Generally, all healthy adults observe fasting. Exceptions include children, pregnant/nursing women, travellers, and those who are ill.
During fasting hours, Muslims abstain from food, drinks (including water), smoking, and marital relations. Focus on prayer, good deeds, and self-reflection.
Before sunrise, Muslims eat Suhoor, a pre-dawn meal to sustain energy throughout the fast. Prioritise complex carbs, protein, and healthy fats for lasting fullness.
After sunset, Muslims celebrate Iftar, the meal to break the fast. Traditionally, dates and water are consumed first, followed by a nourishing dinner.
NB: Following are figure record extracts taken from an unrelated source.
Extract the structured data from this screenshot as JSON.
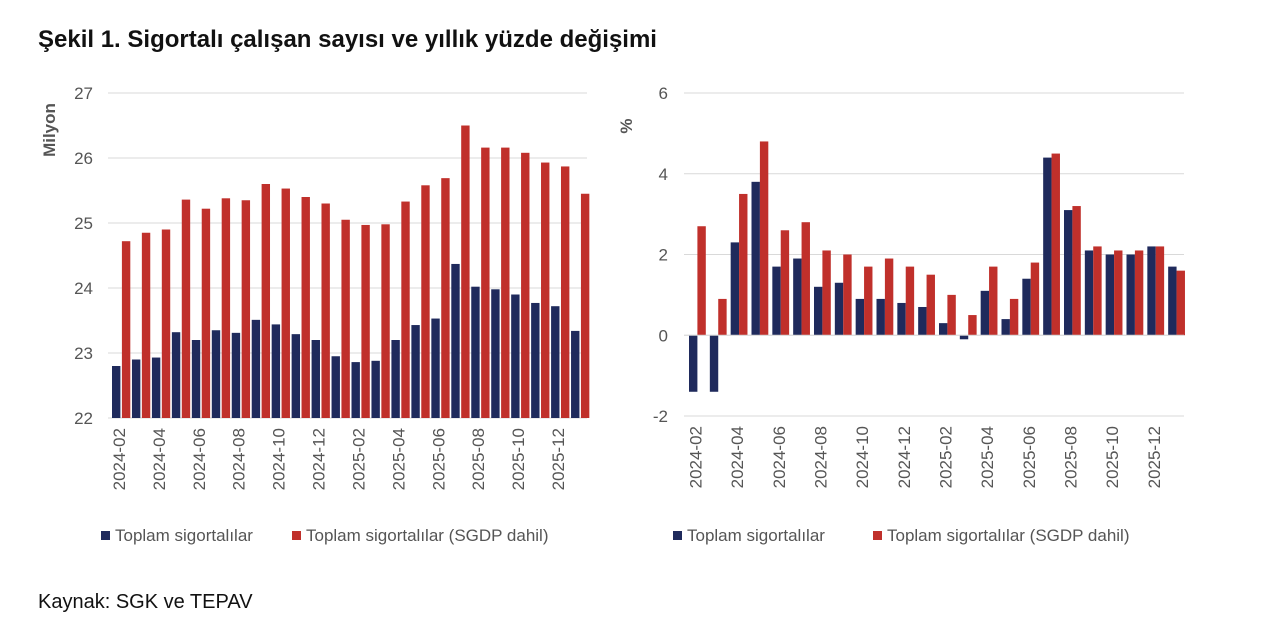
{
  "title": "Şekil 1. Sigortalı çalışan sayısı ve yıllık yüzde değişimi",
  "source": "Kaynak: SGK ve TEPAV",
  "colors": {
    "series1": "#1f2a5c",
    "series2": "#c0302b",
    "grid": "#d9d9d9"
  },
  "chart_data": [
    {
      "type": "bar",
      "ylabel": "Milyon",
      "ylim": [
        22,
        27
      ],
      "yticks": [
        22,
        23,
        24,
        25,
        26,
        27
      ],
      "categories": [
        "2024-02",
        "2024-03",
        "2024-04",
        "2024-05",
        "2024-06",
        "2024-07",
        "2024-08",
        "2024-09",
        "2024-10",
        "2024-11",
        "2024-12",
        "2025-01",
        "2025-02",
        "2025-03",
        "2025-04",
        "2025-05",
        "2025-06",
        "2025-07",
        "2025-08",
        "2025-09",
        "2025-10",
        "2025-11",
        "2025-12",
        "2026-01"
      ],
      "tick_labels": [
        "2024-02",
        "2024-04",
        "2024-06",
        "2024-08",
        "2024-10",
        "2024-12",
        "2025-02",
        "2025-04",
        "2025-06",
        "2025-08",
        "2025-10",
        "2025-12"
      ],
      "series": [
        {
          "name": "Toplam sigortalılar",
          "values": [
            22.8,
            22.9,
            22.93,
            23.32,
            23.2,
            23.35,
            23.31,
            23.51,
            23.44,
            23.29,
            23.2,
            22.95,
            22.86,
            22.88,
            23.2,
            23.43,
            23.53,
            24.37,
            24.02,
            23.98,
            23.9,
            23.77,
            23.72,
            23.34
          ]
        },
        {
          "name": "Toplam sigortalılar (SGDP dahil)",
          "values": [
            24.72,
            24.85,
            24.9,
            25.36,
            25.22,
            25.38,
            25.35,
            25.6,
            25.53,
            25.4,
            25.3,
            25.05,
            24.97,
            24.98,
            25.33,
            25.58,
            25.69,
            26.5,
            26.16,
            26.16,
            26.08,
            25.93,
            25.87,
            25.45
          ]
        }
      ],
      "legend": "bottom"
    },
    {
      "type": "bar",
      "ylabel": "%",
      "ylim": [
        -2,
        6
      ],
      "yticks": [
        -2,
        0,
        2,
        4,
        6
      ],
      "categories": [
        "2024-02",
        "2024-03",
        "2024-04",
        "2024-05",
        "2024-06",
        "2024-07",
        "2024-08",
        "2024-09",
        "2024-10",
        "2024-11",
        "2024-12",
        "2025-01",
        "2025-02",
        "2025-03",
        "2025-04",
        "2025-05",
        "2025-06",
        "2025-07",
        "2025-08",
        "2025-09",
        "2025-10",
        "2025-11",
        "2025-12",
        "2026-01"
      ],
      "tick_labels": [
        "2024-02",
        "2024-04",
        "2024-06",
        "2024-08",
        "2024-10",
        "2024-12",
        "2025-02",
        "2025-04",
        "2025-06",
        "2025-08",
        "2025-10",
        "2025-12"
      ],
      "series": [
        {
          "name": "Toplam sigortalılar",
          "values": [
            -1.4,
            -1.4,
            2.3,
            3.8,
            1.7,
            1.9,
            1.2,
            1.3,
            0.9,
            0.9,
            0.8,
            0.7,
            0.3,
            -0.1,
            1.1,
            0.4,
            1.4,
            4.4,
            3.1,
            2.1,
            2.0,
            2.0,
            2.2,
            1.7
          ]
        },
        {
          "name": "Toplam sigortalılar (SGDP dahil)",
          "values": [
            2.7,
            0.9,
            3.5,
            4.8,
            2.6,
            2.8,
            2.1,
            2.0,
            1.7,
            1.9,
            1.7,
            1.5,
            1.0,
            0.5,
            1.7,
            0.9,
            1.8,
            4.5,
            3.2,
            2.2,
            2.1,
            2.1,
            2.2,
            1.6
          ]
        }
      ],
      "legend": "bottom"
    }
  ]
}
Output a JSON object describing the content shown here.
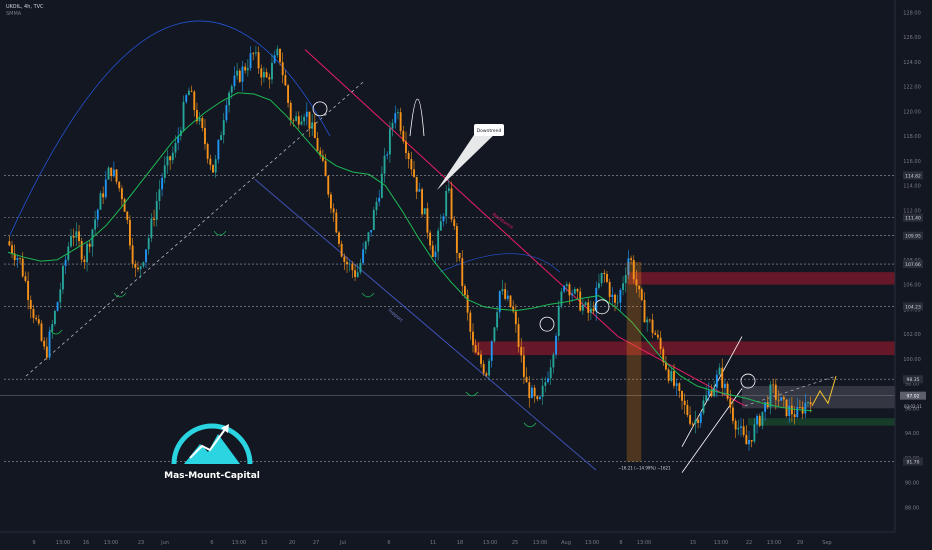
{
  "header": {
    "symbol_line": "UKOIL, 4h, TVC",
    "indicator_line": "SMMA"
  },
  "brand": {
    "name": "Mas-Mount-Capital",
    "accent": "#2ad4e0"
  },
  "annotations": {
    "downtrend": "Downtrend",
    "resistance": "Resistance",
    "support": "Support",
    "measure": "−16.21 (−14.99%) −1621"
  },
  "colors": {
    "background": "#131722",
    "bull_candle": "#26a69a",
    "bull_candle_alt": "#2196f3",
    "bear_candle": "#f7931a",
    "smma": "#1db954",
    "resistance_line": "#e91e63",
    "support_line": "#3f51b5",
    "zone_red": "#8b1a2b",
    "zone_green": "#1b4d2e",
    "zone_grey": "#5d606b"
  },
  "chart_data": {
    "type": "line",
    "title": "",
    "xlabel": "",
    "ylabel": "",
    "ylim": [
      86.0,
      129.0
    ],
    "grid": false,
    "x_tick_labels": [
      "9",
      "13:00",
      "16",
      "13:00",
      "23",
      "Jun",
      "6",
      "13:00",
      "13",
      "20",
      "27",
      "Jul",
      "6",
      "11",
      "18",
      "13:00",
      "25",
      "13:00",
      "Aug",
      "13:00",
      "8",
      "13:00",
      "15",
      "13:00",
      "22",
      "13:00",
      "29",
      "Sep"
    ],
    "y_tick_labels": [
      88.0,
      90.0,
      92.0,
      94.0,
      96.0,
      98.0,
      100.0,
      102.0,
      104.0,
      106.0,
      108.0,
      110.0,
      112.0,
      114.0,
      116.0,
      118.0,
      120.0,
      122.0,
      124.0,
      126.0,
      128.0
    ],
    "price_levels": [
      {
        "value": 114.82,
        "label": "114.82"
      },
      {
        "value": 111.4,
        "label": "111.40"
      },
      {
        "value": 109.95,
        "label": "109.95"
      },
      {
        "value": 107.66,
        "label": "107.66"
      },
      {
        "value": 104.23,
        "label": "104.23"
      },
      {
        "value": 98.35,
        "label": "98.35"
      },
      {
        "value": 91.7,
        "label": "91.70"
      }
    ],
    "current_price": {
      "value": 97.02,
      "label": "97.02"
    },
    "current_price_time": {
      "value": 96.2,
      "label": "03:02:11"
    },
    "zones": [
      {
        "from": 106.0,
        "to": 107.0,
        "type": "resistance"
      },
      {
        "from": 100.3,
        "to": 101.4,
        "type": "resistance"
      },
      {
        "from": 96.0,
        "to": 97.8,
        "type": "neutral"
      },
      {
        "from": 94.6,
        "to": 95.2,
        "type": "support"
      }
    ],
    "series": [
      {
        "name": "SMMA",
        "values": [
          108.6,
          108.2,
          107.9,
          108.0,
          108.8,
          109.6,
          110.8,
          112.4,
          114.1,
          115.8,
          117.5,
          118.8,
          119.9,
          120.8,
          121.5,
          121.4,
          120.9,
          119.6,
          118.0,
          116.5,
          115.6,
          115.1,
          114.9,
          114.0,
          112.0,
          109.8,
          107.8,
          106.2,
          104.8,
          104.2,
          104.0,
          103.9,
          104.1,
          104.4,
          104.6,
          104.9,
          105.1,
          104.2,
          103.0,
          101.4,
          99.8,
          98.6,
          97.8,
          97.4,
          97.1,
          96.8,
          96.4,
          96.1,
          95.9,
          95.8
        ]
      },
      {
        "name": "SMMA-x",
        "values": [
          0,
          1,
          2,
          3,
          4,
          5,
          6,
          7,
          8,
          9,
          10,
          11,
          12,
          13,
          14,
          15,
          16,
          17,
          18,
          19,
          20,
          21,
          22,
          23,
          24,
          25,
          26,
          27,
          28,
          29,
          30,
          31,
          32,
          33,
          34,
          35,
          36,
          37,
          38,
          39,
          40,
          41,
          42,
          43,
          44,
          45,
          46,
          47,
          48,
          49
        ]
      }
    ],
    "candles_close_path": [
      109.5,
      108.0,
      104.0,
      100.2,
      105.0,
      110.5,
      108.2,
      112.0,
      115.5,
      113.0,
      106.5,
      110.0,
      114.8,
      117.0,
      121.8,
      118.5,
      115.0,
      121.5,
      123.0,
      124.6,
      122.5,
      124.8,
      119.0,
      120.2,
      117.0,
      112.8,
      108.0,
      106.8,
      110.2,
      115.0,
      120.5,
      116.5,
      112.5,
      108.2,
      113.8,
      107.0,
      100.5,
      99.0,
      105.5,
      104.0,
      98.0,
      96.0,
      100.0,
      106.5,
      104.8,
      103.5,
      107.0,
      104.0,
      108.5,
      104.0,
      102.0,
      99.0,
      96.5,
      94.8,
      97.0,
      98.8,
      95.5,
      93.0,
      95.0,
      97.5,
      96.0,
      95.5,
      97.0
    ]
  }
}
It's a time for social gatherings and sharing meals with loved ones.
Iftar meals should be balanced and nutritious. Include fruits and vegetables for hydration and essential vitamins. Lean proteins like chicken, fish, or beans are essential for muscle repair.
Proper hydration is crucial when you can't drink water during fasting hours. Focus on hydrating foods during Suhoor like fruits, vegetables, and yoghurt. Plan your meals to minimize salty foods that can increase thirst.
Ramadan is more than just physical fasting. It's a time for spiritual growth, increased prayer, generosity, and self-reflection.
After Ramadan comes Eid al-Fitr, a joyous celebration marking the end of the fast. Sweet treats and delicious meals are enjoyed with family and friends.